My place is also in the woods. last week i caught a rat snake in the nesting box with two eggs in its stomache and its mouth wrapped around the third. Wrapping everything tight with hardware cloth is about the only thing you can do other than preemptively trapping them (look up using a minnow trap to catch snakes). Pretty sure all the so called solutions using sulphur, moth balls etc are just "snake oil" solutions.
 
I have posted before about snakes and trying to keep them out of our coop. I found 2 five foot black racer snakes in our coop, picked them up and hauled them about 15 miles away to an uninhabited wooded area and let them go. Last week I caught a third black racer snake (4 ft.) in a nest box. It was in the process of trying to get an egg into its mouth. My hubby has a picture of it on his phone. It was an impossible feat for the snake because it's unhinged jaws just would not open wide enough to allow the process. I had to prod the snake to get it to give up. That snake I also hauled away to an uninhabited wooded area.

The only way I can figure out that the snakes are getting into our coop is through the hen door, which we leave open all day so that the hens can have access to the nest boxes to lay. They don't lay until the afternoon, long after we have let them outside to free range. The snakes were living in the soffits of our coop. We are in the process of nailing carpenters cloth wire over the openings. This way the snakes won't have anywhere to hide to digest.

I know that a lot of people have the first instinct to kill the snakes, but I refuse to do so. We have so many mice and field rats from the neighboring farm fields that are planted with grain, that we need all of the rodent predators that we can get. It is a pain in the butt to have to patrol the coop constantly for snakes, but what else can you do?

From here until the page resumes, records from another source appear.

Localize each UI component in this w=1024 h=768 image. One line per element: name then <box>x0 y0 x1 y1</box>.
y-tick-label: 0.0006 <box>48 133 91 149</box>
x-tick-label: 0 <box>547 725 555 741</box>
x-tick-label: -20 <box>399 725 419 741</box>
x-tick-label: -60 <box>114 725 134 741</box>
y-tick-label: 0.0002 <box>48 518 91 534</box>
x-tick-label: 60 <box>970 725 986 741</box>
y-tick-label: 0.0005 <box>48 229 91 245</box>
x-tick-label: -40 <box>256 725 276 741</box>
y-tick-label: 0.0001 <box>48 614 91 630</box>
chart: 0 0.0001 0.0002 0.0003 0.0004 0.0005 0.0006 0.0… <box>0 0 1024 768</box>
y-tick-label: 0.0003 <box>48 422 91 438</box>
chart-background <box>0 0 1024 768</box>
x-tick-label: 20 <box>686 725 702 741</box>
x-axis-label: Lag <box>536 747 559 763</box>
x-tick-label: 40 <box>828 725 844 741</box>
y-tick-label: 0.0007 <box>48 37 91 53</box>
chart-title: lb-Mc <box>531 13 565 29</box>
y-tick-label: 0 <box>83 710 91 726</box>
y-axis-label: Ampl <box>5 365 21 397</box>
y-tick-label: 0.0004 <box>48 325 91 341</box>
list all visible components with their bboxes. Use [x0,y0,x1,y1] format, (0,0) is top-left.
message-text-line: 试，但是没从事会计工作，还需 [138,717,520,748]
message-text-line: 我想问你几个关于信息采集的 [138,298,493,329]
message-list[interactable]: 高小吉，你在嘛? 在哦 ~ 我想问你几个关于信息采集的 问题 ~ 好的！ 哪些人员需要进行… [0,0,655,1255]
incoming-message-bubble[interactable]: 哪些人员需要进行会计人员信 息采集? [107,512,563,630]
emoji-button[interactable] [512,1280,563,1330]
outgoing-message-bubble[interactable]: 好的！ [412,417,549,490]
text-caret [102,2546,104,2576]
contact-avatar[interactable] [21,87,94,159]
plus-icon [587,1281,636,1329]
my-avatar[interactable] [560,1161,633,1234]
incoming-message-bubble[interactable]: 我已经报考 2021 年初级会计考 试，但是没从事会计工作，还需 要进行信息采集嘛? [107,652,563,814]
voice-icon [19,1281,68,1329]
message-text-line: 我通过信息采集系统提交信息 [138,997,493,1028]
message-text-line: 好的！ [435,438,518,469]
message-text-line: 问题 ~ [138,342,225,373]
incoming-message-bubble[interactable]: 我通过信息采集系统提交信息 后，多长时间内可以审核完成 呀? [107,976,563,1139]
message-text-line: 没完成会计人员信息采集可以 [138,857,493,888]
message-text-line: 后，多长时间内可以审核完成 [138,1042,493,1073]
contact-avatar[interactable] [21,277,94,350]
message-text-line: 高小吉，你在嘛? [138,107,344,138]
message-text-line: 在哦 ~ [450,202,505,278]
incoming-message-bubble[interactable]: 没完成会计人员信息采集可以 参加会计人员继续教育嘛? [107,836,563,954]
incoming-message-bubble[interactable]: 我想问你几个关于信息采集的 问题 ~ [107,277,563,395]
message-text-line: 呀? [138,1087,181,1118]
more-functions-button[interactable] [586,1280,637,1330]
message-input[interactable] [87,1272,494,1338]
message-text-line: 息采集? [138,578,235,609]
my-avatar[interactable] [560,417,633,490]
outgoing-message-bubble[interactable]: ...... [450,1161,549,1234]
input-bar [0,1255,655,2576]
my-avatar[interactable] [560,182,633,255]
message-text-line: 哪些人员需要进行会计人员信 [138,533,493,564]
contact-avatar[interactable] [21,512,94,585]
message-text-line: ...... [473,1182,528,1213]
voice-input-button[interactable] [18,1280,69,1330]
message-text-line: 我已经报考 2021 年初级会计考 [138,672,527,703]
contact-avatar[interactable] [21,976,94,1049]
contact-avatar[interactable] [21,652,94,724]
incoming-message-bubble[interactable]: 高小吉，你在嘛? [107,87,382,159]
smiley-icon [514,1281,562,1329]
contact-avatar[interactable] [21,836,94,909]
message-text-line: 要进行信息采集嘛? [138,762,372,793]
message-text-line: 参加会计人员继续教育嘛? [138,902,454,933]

I don't think that there is a solution in our case. We can't close up the coop during the day or the hens will lay their eggs who-knows-where. We have an adjacent wooded area that is right behind our coop/run. The hens are in there constantly. We were short about half our egg production before we caught the snakes in the act. I don't think that the snakes would eat 9 eggs at a time. I think that the hens were freaked out by the snake in the nest boxes and went to lay elsewhere, Where, we don't know but we think it's in the woods somewhere. And those woods are now thick with poison ivy which I refuse to enter into! Once we started hauling snakes away, the amount of eggs we were collecting has been increasing. From 15, down to 5 or 6, and now slowly back up to 11-13.